Fortunately, Harrison made off with the serum and injects it into his bloody stump. Unfortunately, because it was partially synthesized with reptile genes, the new arm has the instincts of a cold blooded killer. While getting used to the newly grown arm, Harrison meets a bum by the name of Stripes, played by SNL’s Garrett Morris. Morris frequently turned up in genre movies playing exactly this kind of character, but complaining about that would be like complaining that Groucho Marx never did Shakespeare. Morris’s involvement, as well as the involvement of veteran actors Sommer and Reed, is part of the reason the film works as well as it does.

Stripes says he was a combat veteran, though his claims are dubious at best.

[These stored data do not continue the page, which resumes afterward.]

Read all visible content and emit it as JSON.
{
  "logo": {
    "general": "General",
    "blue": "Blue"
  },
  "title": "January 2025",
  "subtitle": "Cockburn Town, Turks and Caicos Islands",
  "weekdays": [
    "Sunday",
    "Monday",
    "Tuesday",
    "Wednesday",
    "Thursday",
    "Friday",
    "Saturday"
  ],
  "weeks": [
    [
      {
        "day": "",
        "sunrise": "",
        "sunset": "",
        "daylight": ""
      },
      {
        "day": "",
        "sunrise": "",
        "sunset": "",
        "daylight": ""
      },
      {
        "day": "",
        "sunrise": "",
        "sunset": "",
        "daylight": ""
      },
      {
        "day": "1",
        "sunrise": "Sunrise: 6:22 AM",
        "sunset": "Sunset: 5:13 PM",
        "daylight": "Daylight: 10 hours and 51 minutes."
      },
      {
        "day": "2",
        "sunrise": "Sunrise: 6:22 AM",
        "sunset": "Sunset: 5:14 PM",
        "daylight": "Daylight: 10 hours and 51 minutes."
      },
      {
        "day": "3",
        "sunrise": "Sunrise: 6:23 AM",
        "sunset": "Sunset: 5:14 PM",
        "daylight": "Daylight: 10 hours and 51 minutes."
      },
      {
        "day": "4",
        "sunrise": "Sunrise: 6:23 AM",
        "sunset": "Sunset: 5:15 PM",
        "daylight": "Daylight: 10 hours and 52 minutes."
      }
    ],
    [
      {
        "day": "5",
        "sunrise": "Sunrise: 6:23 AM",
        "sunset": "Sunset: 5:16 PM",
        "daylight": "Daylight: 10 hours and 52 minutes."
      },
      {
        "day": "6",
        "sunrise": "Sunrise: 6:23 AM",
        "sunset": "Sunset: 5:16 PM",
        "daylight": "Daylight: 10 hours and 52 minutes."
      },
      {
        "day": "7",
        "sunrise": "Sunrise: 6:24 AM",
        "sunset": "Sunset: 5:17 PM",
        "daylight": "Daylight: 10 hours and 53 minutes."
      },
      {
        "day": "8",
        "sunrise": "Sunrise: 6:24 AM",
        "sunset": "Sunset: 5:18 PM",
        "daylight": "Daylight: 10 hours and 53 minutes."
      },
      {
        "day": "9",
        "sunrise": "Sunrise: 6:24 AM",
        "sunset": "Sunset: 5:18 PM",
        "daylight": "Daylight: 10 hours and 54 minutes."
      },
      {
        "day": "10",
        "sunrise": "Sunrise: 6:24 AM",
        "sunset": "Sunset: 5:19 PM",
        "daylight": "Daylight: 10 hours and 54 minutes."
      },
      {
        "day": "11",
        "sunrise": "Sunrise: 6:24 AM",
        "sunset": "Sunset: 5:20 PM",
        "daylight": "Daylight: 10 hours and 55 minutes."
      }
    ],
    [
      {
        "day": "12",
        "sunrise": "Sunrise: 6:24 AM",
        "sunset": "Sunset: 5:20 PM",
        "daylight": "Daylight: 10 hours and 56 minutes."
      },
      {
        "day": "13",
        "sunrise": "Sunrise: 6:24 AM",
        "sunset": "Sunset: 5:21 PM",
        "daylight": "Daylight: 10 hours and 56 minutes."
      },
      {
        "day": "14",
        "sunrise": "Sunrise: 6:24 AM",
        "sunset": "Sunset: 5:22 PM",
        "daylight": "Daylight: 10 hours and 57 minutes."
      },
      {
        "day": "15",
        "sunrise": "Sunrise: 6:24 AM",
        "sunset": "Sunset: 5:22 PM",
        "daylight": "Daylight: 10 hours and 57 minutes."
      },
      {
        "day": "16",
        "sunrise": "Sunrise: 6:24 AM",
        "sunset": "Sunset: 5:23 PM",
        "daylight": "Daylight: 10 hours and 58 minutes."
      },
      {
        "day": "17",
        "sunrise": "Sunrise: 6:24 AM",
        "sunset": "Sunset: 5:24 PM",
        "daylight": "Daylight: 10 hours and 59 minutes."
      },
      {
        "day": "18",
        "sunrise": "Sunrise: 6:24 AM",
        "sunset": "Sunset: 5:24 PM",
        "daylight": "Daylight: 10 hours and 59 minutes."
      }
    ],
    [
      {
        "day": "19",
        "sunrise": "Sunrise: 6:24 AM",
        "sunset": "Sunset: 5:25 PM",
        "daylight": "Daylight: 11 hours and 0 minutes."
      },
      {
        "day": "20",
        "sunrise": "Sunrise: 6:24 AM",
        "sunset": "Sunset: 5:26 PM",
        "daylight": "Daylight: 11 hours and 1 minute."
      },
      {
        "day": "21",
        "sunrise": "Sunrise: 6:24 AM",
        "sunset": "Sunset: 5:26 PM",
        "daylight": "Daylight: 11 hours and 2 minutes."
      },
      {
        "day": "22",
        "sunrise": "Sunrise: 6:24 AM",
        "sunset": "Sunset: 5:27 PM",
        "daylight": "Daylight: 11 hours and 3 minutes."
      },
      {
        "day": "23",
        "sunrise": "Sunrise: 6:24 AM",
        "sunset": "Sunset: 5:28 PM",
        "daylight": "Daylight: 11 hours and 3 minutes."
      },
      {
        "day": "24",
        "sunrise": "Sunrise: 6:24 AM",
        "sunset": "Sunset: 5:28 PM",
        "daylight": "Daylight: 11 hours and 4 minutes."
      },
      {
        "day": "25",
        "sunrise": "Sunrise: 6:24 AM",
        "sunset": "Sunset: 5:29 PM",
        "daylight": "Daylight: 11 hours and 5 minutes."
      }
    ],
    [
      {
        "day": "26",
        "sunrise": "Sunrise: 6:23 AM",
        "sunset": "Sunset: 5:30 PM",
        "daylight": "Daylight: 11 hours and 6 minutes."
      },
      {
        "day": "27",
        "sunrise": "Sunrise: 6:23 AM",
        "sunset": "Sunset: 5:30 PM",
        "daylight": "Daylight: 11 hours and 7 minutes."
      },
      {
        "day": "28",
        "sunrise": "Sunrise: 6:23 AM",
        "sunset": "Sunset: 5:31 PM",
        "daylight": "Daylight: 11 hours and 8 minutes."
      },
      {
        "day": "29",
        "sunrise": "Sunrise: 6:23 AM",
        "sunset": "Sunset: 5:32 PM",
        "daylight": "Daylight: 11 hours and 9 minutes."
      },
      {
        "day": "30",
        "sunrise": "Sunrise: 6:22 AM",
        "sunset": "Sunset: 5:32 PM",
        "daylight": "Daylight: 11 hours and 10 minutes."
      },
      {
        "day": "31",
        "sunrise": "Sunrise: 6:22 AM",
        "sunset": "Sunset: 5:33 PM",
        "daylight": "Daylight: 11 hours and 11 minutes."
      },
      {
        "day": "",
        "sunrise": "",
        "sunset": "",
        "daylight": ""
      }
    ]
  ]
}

He’s also an amputee, missing one of his legs. (You can see where this is going, yes?) He introduces Harrison to a band of homeless misfits who live in the tunnels beneath an abandoned prison. The leader of the commune is a crazed preacher, played by rockabilly singer Johnny Legend, whose moonshine distillery will serve as the basis for Harrison’s second lab. Meanwhile, Harrison’s mother and the evil corporation are hard at work trying to replicate Harrison’s success while Harrison races to perfect it. Eventually the two camps will go to war.

This a movie heavily influenced by The Re-Animator and the severed hand sequence in Evil Dead II. It has all the trappings of a cult classic, only falling a little short in the execution. It’s by no means a bad gore movie, just a lite one, and the death scenes have the annoying habit of starting a couple seconds too late or ending too soon. The creature effects are quite good, as one would expect from KNB EFX Group, and there’s some creative solutions for filming Harrison’s hybrid arm, which likes to detach from his body and wrap its tail (yes, it has a reptilian tail) around his neck for relaxation.

The strongest aspect of all is the writing. The story concludes with a deliciously nasty ending that would’ve made the film a lot more memorable if only it had been shot with the same verve of the guys who wrote it. I’ll give it a strong recommendation to those of you who love this kind of a stuff and a shrug to those of you who don’t. I’m certainly glad I discovered it again. You know what? I had pretty damn good taste as a kid, if I may say so myself.